The Royal Insurance Company Building was built at the southeast corner of Yonge & Wellington streets in 1861 & demolished in 1960. By the time that Octavius Thompson was taking his photographs of Toronto in the 1860s, the area bounded by Wellington Street, Colborne Street, Yonge Street & Church Street was growing into the city’s financial district. Over the next several decades, Toronto’s business area would migrate westward towards King & Bay streets.

One thing that Thompson’s photographs from the 1860s emphasize is how Toronto was embracing some very elegant architecture at the time. A century later, in the 1960s, many of these buildings were destroyed in favour of the rather less elegant Modernist or Brutalist buildings that took their place.

The original text from Octavius Thompson’s “Toronto in the Camera” reads as follows.

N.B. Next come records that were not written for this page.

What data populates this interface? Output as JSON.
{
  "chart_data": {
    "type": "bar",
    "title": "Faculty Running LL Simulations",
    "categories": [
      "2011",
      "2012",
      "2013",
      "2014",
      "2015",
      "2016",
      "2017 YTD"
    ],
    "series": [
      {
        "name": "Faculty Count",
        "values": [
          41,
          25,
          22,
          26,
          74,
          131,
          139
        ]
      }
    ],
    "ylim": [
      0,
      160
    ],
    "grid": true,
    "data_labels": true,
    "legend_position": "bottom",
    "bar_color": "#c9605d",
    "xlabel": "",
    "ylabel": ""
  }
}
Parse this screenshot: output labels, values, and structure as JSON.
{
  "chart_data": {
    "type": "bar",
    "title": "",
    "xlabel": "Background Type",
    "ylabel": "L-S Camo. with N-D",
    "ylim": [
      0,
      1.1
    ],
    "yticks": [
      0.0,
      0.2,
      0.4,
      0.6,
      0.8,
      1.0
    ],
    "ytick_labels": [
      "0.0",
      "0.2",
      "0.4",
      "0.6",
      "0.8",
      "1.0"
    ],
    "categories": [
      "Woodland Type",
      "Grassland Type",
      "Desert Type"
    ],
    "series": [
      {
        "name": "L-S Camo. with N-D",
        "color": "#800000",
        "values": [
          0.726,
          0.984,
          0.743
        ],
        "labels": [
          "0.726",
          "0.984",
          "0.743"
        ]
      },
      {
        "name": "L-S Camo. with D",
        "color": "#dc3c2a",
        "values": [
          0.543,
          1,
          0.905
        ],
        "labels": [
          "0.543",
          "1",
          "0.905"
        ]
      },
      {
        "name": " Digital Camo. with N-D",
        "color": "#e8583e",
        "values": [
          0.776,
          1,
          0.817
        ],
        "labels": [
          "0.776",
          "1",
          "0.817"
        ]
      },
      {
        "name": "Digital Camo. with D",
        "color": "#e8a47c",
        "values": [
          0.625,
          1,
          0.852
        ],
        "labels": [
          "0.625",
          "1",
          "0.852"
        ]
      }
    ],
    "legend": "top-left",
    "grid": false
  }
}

“This handsome building, the Head Office of the Upper Canada Agency of the Royal, was erected in 1861, the rapidly increasing business of the Company demanding larger and more convenient premises. The style is Romanesque, and the details are worked out in a manner which does great credit to the architect, W. Kauffmann, Esq. The frontage on Wellington Street is 59 feet, and on Yonge Street 30 feet. The whole of the ground floor is occupied for the purposes of the Royal: the upper flats are used for offices, principally occupied by legal firms. The height of the building is about 40 feet. The progress of the Royal during the past few years, both in the Fire and Life Departments, has been very great. Its accumulated funds exceed $1,200,000, and its annual income is over $700,000. It now claims, with justice, to be ‘one of the largest insurance companies in the world’. The Toronto Branch is under the management of F.H. Heward, Esq.”